Yes and no. I always knew on some level that Santa was some adult I knew in a funny suit but I believed (and really dug) the spirit it carried along. Giving and receiving from a sense of joy.
Hey, I am still milldly pissed about my experience. I came to the States when I was 4. My parents told me about Santa, and being a very gullible child, I believed.
I went to school a year later, and the stupid meanie doodyhead kids immediately made fun of me, ridiculed me in fact, for believing, and told me he didn’t exist. :mad:
I could have used another year or two! I didn’t have all of the prelim time to believe in him!
I totally believed when I was a kid. One Christmas Eve I laid awake in bed, totally afraid of moving a muscle. I saw a shadow outside of my room and I KNEW it was Santa, checking to see if I was really asleep.
I found out the the truth when I was 7, having found a letter I wrote to the big guy in my parents’ dresser. Since that was in July, it was no big deal to me. I think I’d already suspected before that.
Well, Sinterklaas has the advantage of having been an actual person; and also the advantage of being the center of a nationwide conspiracy to cause children to believe in him. I nearly choked when I saw the “St. Nicholas report” on the TV news which was a straight faced reporting of the location of the steamboat on which he was under weigh and the weather conditions at sea.

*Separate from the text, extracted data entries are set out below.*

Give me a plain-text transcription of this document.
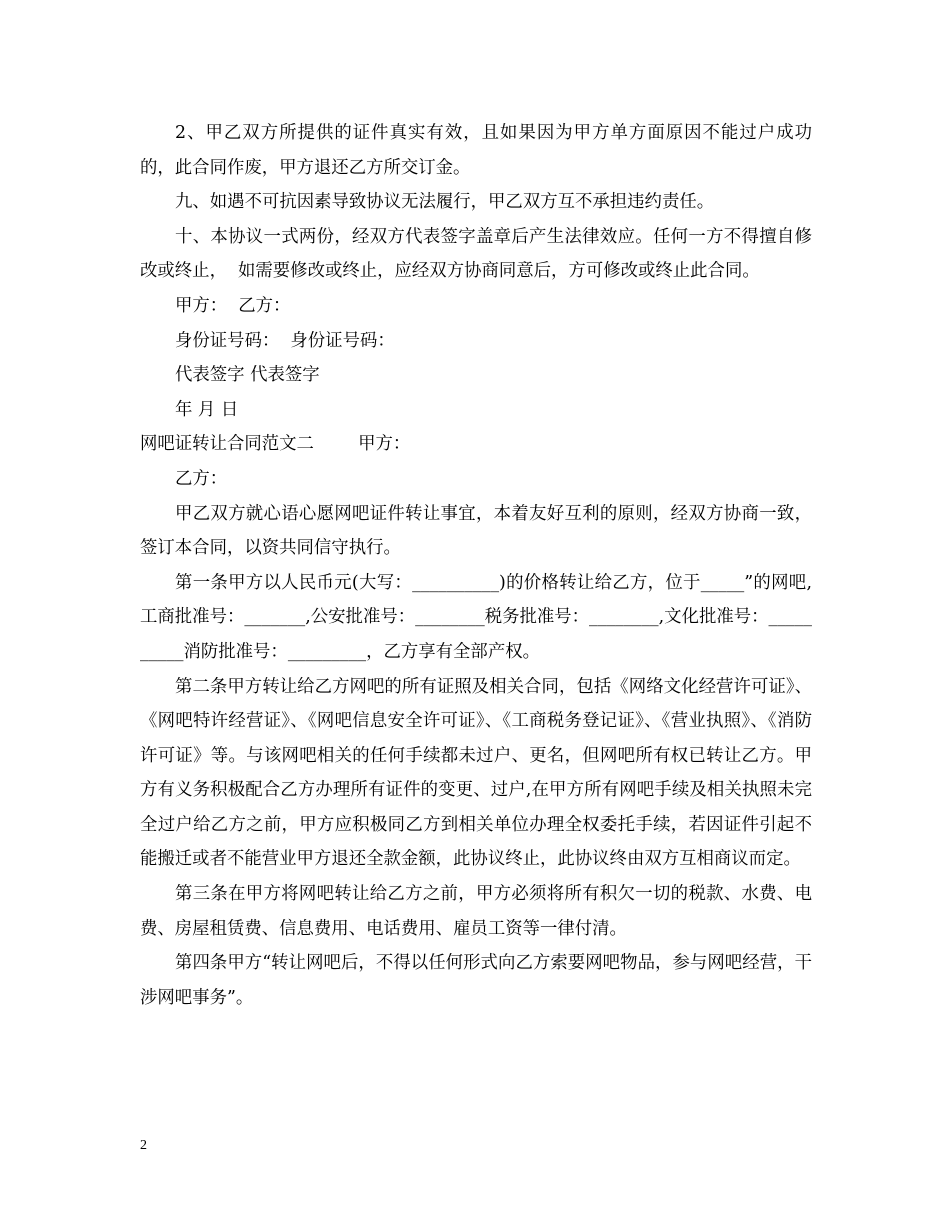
2、甲乙双方所提供的证件真实有效，且如果因为甲方单方面原因不能过户成功的，此合同作废，甲方退还乙方所交订金。

九、如遇不可抗因素导致协议无法履行，甲乙双方互不承担违约责任。

十、本协议一式两份，经双方代表签字盖章后产生法律效应。任何一方不得擅自修改或终止，  如需要修改或终止，应经双方协商同意后，方可修改或终止此合同。

甲方：  乙方：

身份证号码：  身份证号码：

代表签字 代表签字

年 月 日

网吧证转让合同范文二        甲方：

乙方：

甲乙双方就心语心愿网吧证件转让事宜，本着友好互利的原则，经双方协商一致，签订本合同，以资共同信守执行。

第一条甲方以人民币元(大写：__________)的价格转让给乙方，位于_____”的网吧,工商批准号：_______,公安批准号：________税务批准号：________,文化批准号：__________消防批准号：_________，乙方享有全部产权。

第二条甲方转让给乙方网吧的所有证照及相关合同，包括《网络文化经营许可证》、《网吧特许经营证》、《网吧信息安全许可证》、《工商税务登记证》、《营业执照》、《消防许可证》等。与该网吧相关的任何手续都未过户、更名，但网吧所有权已转让乙方。甲方有义务积极配合乙方办理所有证件的变更、过户,在甲方所有网吧手续及相关执照未完全过户给乙方之前，甲方应积极同乙方到相关单位办理全权委托手续，若因证件引起不能搬迁或者不能营业甲方退还全款金额，此协议终止，此协议终由双方互相商议而定。

第三条在甲方将网吧转让给乙方之前，甲方必须将所有积欠一切的税款、水费、电费、房屋租赁费、信息费用、电话费用、雇员工资等一律付清。

第四条甲方“转让网吧后，不得以任何形式向乙方索要网吧物品，参与网吧经营，干涉网吧事务”。

2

But yes, I believed in Santa and the tooth fairy and also dragons and the easter bunny, elves and leprechauns, pegasus and ali baba’s lamp and I am old enough to have believed in Br’er Rabbit and Br’er Fox, Pecos Bill and Slew Foot Sue and also Paul Bunyan and Babe the Blue Ox. Also John Henry.
No, but I believed Baby Jesus brought the gifts. And on Jan. 6, the Three Wise Men themselves brought gifts… In their camels, which is why I had to go out with mom and dad to gather the grass for them the night before.
I did eventually got the notion that it was my parents and relatives a year or so before they told me. But I kept it up, nevertheless. As a child, it was fun for me to go out with parents and make up stories. Why should I “grow up” and stop doing something that made me happy?
Me too, it made Christmas more magical before I stopped believing.
I understand why a lot of people don’t want their kids to believe (the not lying to them thing), but we’re all going to disillusion our children eventually, and I think it’s an acceptable way to learn the lesson that not everything adults tell you is true. I intend to teach my kids to believe, assuming I have any.